You can see the Byrd’s Nest #2 shelter lower left and the platform near the red X. The X isn’t marking exactly where our station ever was, but gives a good heads up view of where the RF links need to go.
W4EON did confirm a packet or two made it through my Igate and VHF APRS packets were making it north and south quite well. UHF voice to the north was functional as well, but no such luck with the southern station. Therefore, despite the crowds, we moved the station to the platform at the very top of Hawksbill Mountain and bore witness to incredible views…
As seen above, we keep this station pretty simple. That’s a commercial speaker stand under the antenna. The woefully short radials on the Diamond X50 still keep eyeballs off the tips… a good thing.

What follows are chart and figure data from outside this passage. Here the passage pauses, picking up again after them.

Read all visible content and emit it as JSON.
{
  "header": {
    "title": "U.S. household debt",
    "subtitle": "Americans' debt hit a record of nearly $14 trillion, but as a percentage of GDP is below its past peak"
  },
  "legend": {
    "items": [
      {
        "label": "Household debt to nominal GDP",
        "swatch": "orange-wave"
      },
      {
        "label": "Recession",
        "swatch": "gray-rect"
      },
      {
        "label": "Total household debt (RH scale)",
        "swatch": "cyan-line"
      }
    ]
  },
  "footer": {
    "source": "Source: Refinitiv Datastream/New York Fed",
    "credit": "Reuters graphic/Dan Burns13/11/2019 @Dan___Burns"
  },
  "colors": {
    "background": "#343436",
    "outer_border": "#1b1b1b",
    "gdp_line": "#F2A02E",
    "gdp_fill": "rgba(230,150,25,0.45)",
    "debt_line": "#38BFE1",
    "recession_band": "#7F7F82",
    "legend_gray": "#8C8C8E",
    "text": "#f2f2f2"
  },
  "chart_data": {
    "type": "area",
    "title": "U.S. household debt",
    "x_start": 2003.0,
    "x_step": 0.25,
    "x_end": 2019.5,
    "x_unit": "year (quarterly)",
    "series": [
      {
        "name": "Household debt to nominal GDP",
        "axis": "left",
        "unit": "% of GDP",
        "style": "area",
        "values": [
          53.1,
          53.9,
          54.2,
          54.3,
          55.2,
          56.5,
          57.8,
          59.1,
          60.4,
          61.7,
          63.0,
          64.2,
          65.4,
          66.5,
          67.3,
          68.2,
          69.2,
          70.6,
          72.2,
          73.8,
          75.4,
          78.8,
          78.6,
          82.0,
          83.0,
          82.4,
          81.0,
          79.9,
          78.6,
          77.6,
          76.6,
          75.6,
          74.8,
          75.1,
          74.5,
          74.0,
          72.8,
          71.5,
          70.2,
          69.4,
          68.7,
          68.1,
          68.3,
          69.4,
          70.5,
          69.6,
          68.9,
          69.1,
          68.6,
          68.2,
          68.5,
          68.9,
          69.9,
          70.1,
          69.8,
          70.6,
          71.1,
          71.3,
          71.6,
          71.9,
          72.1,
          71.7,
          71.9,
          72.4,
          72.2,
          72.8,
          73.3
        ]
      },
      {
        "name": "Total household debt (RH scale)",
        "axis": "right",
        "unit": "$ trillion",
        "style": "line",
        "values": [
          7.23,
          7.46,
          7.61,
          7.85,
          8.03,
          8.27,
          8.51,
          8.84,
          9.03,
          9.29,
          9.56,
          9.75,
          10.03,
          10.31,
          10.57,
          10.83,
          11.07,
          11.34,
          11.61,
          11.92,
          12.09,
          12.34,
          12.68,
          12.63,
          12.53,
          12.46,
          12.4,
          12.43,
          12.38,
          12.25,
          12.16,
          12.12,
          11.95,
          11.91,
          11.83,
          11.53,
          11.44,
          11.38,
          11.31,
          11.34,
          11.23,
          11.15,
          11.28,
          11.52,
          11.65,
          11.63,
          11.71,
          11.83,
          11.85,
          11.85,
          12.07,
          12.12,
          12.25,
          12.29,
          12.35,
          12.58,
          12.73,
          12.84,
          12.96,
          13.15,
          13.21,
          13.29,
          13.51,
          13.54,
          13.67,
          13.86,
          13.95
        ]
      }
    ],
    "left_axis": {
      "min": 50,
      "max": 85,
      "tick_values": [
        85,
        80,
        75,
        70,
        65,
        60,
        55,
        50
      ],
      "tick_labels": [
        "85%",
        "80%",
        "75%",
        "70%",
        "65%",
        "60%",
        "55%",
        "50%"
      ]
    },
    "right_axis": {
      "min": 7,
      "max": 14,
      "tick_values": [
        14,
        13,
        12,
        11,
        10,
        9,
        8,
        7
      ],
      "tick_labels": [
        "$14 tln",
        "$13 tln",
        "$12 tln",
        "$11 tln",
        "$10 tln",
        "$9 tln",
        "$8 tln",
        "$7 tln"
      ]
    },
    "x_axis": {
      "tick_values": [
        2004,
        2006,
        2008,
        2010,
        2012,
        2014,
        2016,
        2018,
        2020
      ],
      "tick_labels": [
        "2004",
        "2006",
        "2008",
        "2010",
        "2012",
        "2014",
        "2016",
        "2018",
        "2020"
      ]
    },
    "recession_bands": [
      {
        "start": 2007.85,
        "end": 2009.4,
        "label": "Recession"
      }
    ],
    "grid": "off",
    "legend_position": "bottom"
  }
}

The battery and radio are sheltered by the backpack used to carry them up the hill.
Result? Many more packets made it to my Igate and voice connectivity to the southern station was established, but just barely at 1 bar of signal meter level. Good enough for voice contacts and 1200 packet, but what about 9600.
9600 bps test a complete success
Since 2009 the Golden Packet exercise used 1200 bps exclusively. This year Bruninga added a 9600 test to the itinerary. This is easy to do with the Kenwood gear with its builtin 1200/9600 TNC. A quick change of a menu item and the existing daisy chain of stations were all passing packets at the faster speed. No degradation was observed at our station. Of course my Igate was no longer useful as it was set to 1200 before I left for the mountains and could not decode the faster packets – no surprise.
Conclusion
Murphy prevented establishment of the full 15 station chain from Georgia to Maine stranding station 1 in the south and 14-15 of the northern stations. That said, the 9600 speed check success made this an overall success.